Jaz

Species Name (EN): 
American Crow
Species Name (LA): 
Corvus brachyrhynchos
Patient Status: 
Patient Archive

Jaz was hatched in the wild in Warren County, Virginia in May 1992. She was found as a pre-fledging, alone under a tree and apparently abandoned by her parents. Her rescuers transported her to the National Zoo’s Conservation and Research Center [CRC] in Front Royal, VA. While the CRC works to breed rare and endangered animals, some common “surrogate species” with behavioral and physiological characteristics similar to their endangered relatives are housed there. During most of her time at the CRC, Jaz was paired with a male crow. In fall 2007, the CRC determined that Jaz’s enclosure would need to be torn down to make room for new caging, and Jaz was relocated to the Wildlife Center.

Jaz passed away in June 2019 at the age of 27. 

Updates

June 7, 2019

On the afternoon of June 6, the Wildlife Center staff made the difficult decision to humanely euthanize Jaz the American Crow due to chronic health issues associated with her advanced age.

Jaz was hatched in the wild in Warren County, Virginia in May 1992. She was found as a pre-fledging, alone under a tree and apparently abandoned by her parents. Her rescuers transported her to the National Zoo’s Conservation and Research Center [CRC] in Front Royal, VA, where she served as a “surrogate species” for endangered wildlife. In fall 2007, the CRC determined that Jaz’s enclosure would need to be torn down to make room for new caging, and Jaz was relocated to the Wildlife Center where she joined our team of education ambassadors.

At the time of her passing, Jaz was the oldest ambassador on our team – she lived to be an impressive 27 years in age. After receiving her annual exam in March, Wildlife Center veterinarians determined that some of Jaz’s previously-known health issues associated with her geriatric status had become more pronounced. More recently during the past few weeks, staff members noted that Jaz’s mobility had significantly declined, a likely result of the arthritis in her hips, knees, and hocks. As a team, the veterinary and outreach staff decided that the most humane decision was to euthanize Jaz before her condition and quality of life would worsen.

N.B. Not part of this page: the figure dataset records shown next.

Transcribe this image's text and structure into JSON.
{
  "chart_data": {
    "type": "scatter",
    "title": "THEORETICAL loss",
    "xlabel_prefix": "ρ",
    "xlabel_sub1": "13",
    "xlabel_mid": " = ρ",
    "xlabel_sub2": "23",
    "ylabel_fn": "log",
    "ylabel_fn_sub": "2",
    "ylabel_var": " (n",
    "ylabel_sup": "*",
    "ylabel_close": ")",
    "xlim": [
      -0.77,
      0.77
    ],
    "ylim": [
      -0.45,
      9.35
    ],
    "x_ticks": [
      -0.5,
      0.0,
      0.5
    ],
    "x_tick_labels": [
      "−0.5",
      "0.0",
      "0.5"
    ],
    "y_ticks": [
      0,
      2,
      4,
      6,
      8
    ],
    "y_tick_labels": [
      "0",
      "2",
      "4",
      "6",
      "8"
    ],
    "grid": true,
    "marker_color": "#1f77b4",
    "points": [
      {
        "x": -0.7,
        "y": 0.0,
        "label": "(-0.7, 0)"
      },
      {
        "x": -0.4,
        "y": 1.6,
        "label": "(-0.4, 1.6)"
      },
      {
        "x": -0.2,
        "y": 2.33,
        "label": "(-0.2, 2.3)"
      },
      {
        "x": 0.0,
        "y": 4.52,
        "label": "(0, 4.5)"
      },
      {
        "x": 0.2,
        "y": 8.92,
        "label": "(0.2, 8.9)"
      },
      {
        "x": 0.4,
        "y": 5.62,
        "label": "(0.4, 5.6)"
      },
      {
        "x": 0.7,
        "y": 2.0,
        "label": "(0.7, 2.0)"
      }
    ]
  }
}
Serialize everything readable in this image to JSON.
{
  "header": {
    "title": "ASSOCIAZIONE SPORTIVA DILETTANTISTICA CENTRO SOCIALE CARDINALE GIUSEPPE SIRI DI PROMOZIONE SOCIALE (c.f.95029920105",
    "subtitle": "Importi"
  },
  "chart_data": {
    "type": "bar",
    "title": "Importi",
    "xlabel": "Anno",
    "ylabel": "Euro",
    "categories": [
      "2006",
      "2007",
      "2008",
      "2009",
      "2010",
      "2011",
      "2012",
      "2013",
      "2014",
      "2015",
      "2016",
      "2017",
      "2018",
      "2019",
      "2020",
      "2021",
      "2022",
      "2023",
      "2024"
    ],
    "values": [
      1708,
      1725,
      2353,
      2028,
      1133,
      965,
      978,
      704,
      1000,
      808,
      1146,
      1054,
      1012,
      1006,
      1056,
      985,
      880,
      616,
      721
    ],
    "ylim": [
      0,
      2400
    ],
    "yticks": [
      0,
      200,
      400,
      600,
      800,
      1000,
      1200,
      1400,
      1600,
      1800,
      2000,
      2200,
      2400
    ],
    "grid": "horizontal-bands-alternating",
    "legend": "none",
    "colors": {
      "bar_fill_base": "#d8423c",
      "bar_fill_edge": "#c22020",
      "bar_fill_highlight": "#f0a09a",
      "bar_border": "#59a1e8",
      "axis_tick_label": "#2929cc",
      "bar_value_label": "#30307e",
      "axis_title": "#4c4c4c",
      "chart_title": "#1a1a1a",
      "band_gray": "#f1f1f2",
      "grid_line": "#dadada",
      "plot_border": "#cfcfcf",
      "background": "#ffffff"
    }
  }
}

While Jaz never traveled off-site for programs, she was a mainstay of almost every single Open House tour, field trip, and visit to the Center for 12 years. During her career at the Wildlife Center, Jaz appeared in 962 on-site tours and programs and met more than 25,000 children and adults.

For more than a decade, Jaz has been an especially cherished and well-loved member of our family. Those who had the chance to meet her quickly learned that despite her small size, she had a huge personality. Whenever tour groups stopped by her enclosure to learn about her story, she would always show her excitement with a chorus of boisterous caws; whenever staff members spent a quiet moment with her just to say “hello”, her gentle clucks and grunts would guarantee a smile.

Goodbye, Jaz, and rest in peace. Your friends and family will deeply miss you.